Open ahalterman opened 6 years ago
def cleanupToken(data):
token_count=0;
for d in data:
para=d['paragraphs'][0];
for sen in para['sentences']:
for tok in sen['tokens']:
token_count+=1;
tok['orth']=cleantext(tok['orth'])
return token_count;
https://github.com/oudalab/Arabic-NER/blob/master/explore_traingdata.ipynb it is at the end of this ipynb @khaledJabr @ahalterman
here is the command for transfer ontoNotes format to BILOU format
python onto_to_spacy_json.py -i "ontonotes-release-5.0/data/arabic/annotations/nw/ann/00" -t "ar_train.json" -e "ar_eval.json" -v 0.1
@khaled I will post the ontoNotes raw data to you tomorrow it is on my lab computer.

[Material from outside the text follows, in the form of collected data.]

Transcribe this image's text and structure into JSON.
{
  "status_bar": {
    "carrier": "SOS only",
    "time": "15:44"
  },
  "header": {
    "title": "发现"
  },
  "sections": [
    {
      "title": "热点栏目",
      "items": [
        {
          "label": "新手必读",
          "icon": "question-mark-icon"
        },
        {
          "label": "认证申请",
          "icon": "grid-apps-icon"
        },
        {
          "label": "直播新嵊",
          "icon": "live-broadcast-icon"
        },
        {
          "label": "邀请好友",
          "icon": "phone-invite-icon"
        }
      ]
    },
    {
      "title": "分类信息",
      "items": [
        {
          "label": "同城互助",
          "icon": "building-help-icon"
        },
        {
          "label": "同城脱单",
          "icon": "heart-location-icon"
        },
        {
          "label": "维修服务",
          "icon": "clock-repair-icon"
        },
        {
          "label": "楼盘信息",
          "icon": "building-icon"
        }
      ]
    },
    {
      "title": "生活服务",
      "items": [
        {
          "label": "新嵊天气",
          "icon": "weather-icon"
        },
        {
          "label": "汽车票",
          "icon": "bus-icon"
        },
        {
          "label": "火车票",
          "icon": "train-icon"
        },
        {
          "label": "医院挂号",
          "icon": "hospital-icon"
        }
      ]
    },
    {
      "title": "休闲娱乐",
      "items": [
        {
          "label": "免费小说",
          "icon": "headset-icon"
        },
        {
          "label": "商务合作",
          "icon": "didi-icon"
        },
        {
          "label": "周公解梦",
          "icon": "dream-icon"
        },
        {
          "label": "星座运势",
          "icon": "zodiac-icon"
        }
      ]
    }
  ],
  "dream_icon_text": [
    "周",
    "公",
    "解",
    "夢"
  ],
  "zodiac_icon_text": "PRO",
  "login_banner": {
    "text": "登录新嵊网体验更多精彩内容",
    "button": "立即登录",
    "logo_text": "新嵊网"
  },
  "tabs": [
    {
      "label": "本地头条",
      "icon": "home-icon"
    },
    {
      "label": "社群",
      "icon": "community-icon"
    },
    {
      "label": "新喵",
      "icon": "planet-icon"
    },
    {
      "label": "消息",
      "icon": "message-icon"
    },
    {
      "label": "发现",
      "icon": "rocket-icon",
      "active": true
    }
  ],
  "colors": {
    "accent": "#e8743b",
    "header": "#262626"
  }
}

@ahalterman Hi Andy do you still have the LDC raw data, I did not find it on my local, did not remember where I put it, we can give that to Khaled for him to take a look.
Just sent you and Khaled a message.
@khaled @ahalterman so I use the onto_spacy_json.py to convert the Conll format to BILOU, for anercorp I just made all the tagging into one documents, and append to the LDC one, LDC has 401 docs, Anercorp just one,Anercorp does not have a lot of token, we can ignore that for now, if you want to check LDC is right or not just use the first 401 docs, let me know if you need more info on this
And after that I merge the tag into common ones, with the tag label both in anercorp and LDC the data are here:/home/yan/nerdata on Manchester
ar_eval_all.json ar_train_all.json( these two without merge tag without remove any diacritics)
ar_eval_all_cleaned.json combined.json (there two has the merged tag, get rid of the last doc in combined json you can just look at the first 401 docs, the last one is Anercorp) cleaned_combined_removed.json (this is the merged tag and removed diacritics version)
@YanLiang1102, FYI you're mentioning the wrong khaled - I have no connection with this project :-)
@khaledJabr Hey Khaled I hope u saw the stuff, I mentioned a wrong Khaled, :P
@YanLiang1102, can you post the code that produces
combined_cleaned_removed
(from exp 5)? Then @khaledJabr can take a look and we can make sure all the data's in the right/same format.